April 4, 2020

The Double-Edged Sword of Success

by Hannah Sheehy

I love success. I mean who doesn’t? I love the feeling of getting something that I have worked hard, sometimes for years, to achieve. Maybe this is just me, but success doesn’t always feel great. Success is a double-edged sword, one that can suppress happiness and restrict self-confidence. 

It sounds counter-intuitive, how can doing well feel bad? Maybe it’s some deep-down need to self-sabotage, to never truly allow happiness (which I know sounds so silly). 

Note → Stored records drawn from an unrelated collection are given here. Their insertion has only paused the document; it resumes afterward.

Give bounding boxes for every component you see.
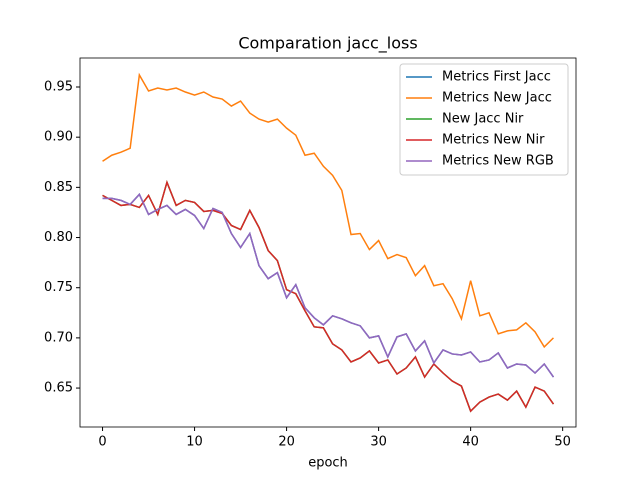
plot-frame xyxy=(79,57,577,428)
x-tick-label: 40 xyxy=(462,435,479,450)
x-axis-label: epoch xyxy=(308,456,348,471)
x-tick-label: 0 xyxy=(98,435,106,450)
x-tick-label: 50 xyxy=(554,435,571,450)
legend-box xyxy=(399,63,569,176)
y-tick-label: 0.80 xyxy=(44,230,73,245)
y-tick-label: 0.85 xyxy=(44,180,73,195)
line xyxy=(102,193,555,378)
y-tick-label: 0.75 xyxy=(44,280,73,295)
y-tick-label: 0.70 xyxy=(44,330,73,345)
chart-title: Comparation jacc_loss xyxy=(238,34,417,54)
legend-label: Metrics New Nir xyxy=(442,133,545,148)
line xyxy=(102,180,555,413)
legend-label: Metrics New Jacc xyxy=(442,91,552,106)
x-tick-label: 20 xyxy=(278,435,295,450)
y-tick-label: 0.65 xyxy=(44,381,73,396)
line xyxy=(102,72,554,349)
legend-label: Metrics First Jacc xyxy=(442,70,551,85)
y-tick-label: 0.95 xyxy=(44,80,73,95)
x-tick-label: 10 xyxy=(186,435,203,450)
legend-label: Metrics New RGB xyxy=(442,154,554,169)
y-tick-label: 0.90 xyxy=(44,130,73,145)
legend-label: New Jacc Nir xyxy=(442,112,524,127)
x-tick-label: 30 xyxy=(370,435,387,450)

When I was 15 I applied to a boarding school, I did not think I had the grades to get into, I wanted so bad to get in and go, I thought that it was the first stone of a set of stepping stones to success. So I applied and hoped that I would get in. Then I did, and I was like ‘Oh my! Yay!’ and then about two seconds later I was like, ‘wait do I actually want this?’ I completely second-guessed a decision that seconds ago I was sure of. Next, I began to question: If this boarding school accepted me as a student, it couldn’t actually be that good, right?

After thinking introspectively I realise it’s something that many people do. We only value things that we do not have, and once we have those things we no longer value them. 

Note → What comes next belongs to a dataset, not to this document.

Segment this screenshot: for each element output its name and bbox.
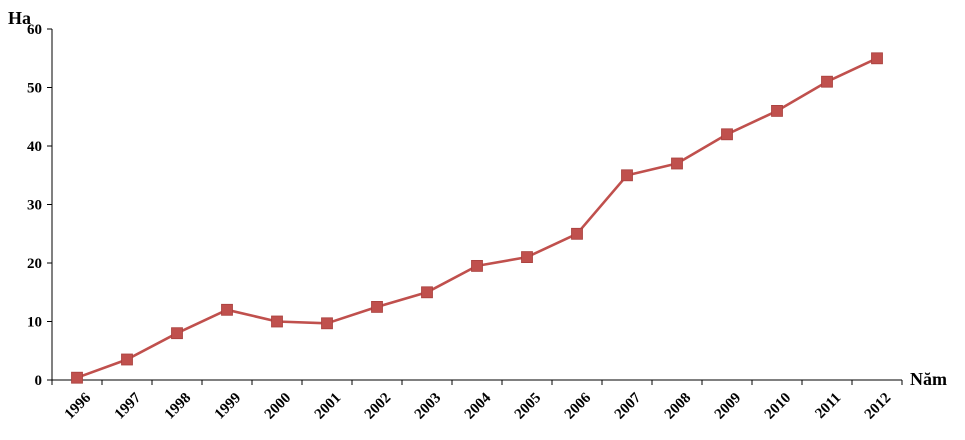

I valued the selection process of my boarding school until I became a student, then I realised that the selection process couldn’t actually be that good. It is not just in academics, this happens in sports as well. I valued being a very good rugby player in Singapore, played on the national team, then I decided that it wasn’t enough, I thought how could the team be good if I could get on it? People who don’t self-sabotage would think, maybe I’m good at academics? Maybe I am good at rugby? But for a lot of people we don’t think with that kind of logic, we think ‘is it good enough?’ and ‘what next?’ Psychologists sometimes call this the ‘hedonic treadmill’, that we cannot allow ourselves to be happy (or sad for that matter) at least for long. 

I worked for at least four years (realistically longer) to get into university. I had been thinking about extra-curricular, about social media posts, about commas in application essays, about how to frame myself for years. Then suddenly I got into university, and it should have felt brilliant, I should have run upstairs screaming it from the rooftop and I wanted to - for about two seconds. Then I fell into the well-developed cycle of asking myself: Should I have aimed higher? Done better? Set more impressive goals? Done this earlier? 

It sounds selfish or greedy, constantly wanting more, and maybe it is. To always chase more and more, or as Mark Manson calls it ‘The Disease of More’, to always want to set goals that are higher and higher for just the point of setting them. 

I am questioning ‘Why don’t we ever let ourselves feel good about something?’ If a person’s motivation is not ‘the high’ you get when you achieve a goal, then, is it the perceived high of how good it will feel or is it that they truly enjoy the journey towards success? I truly hope it’s the latter.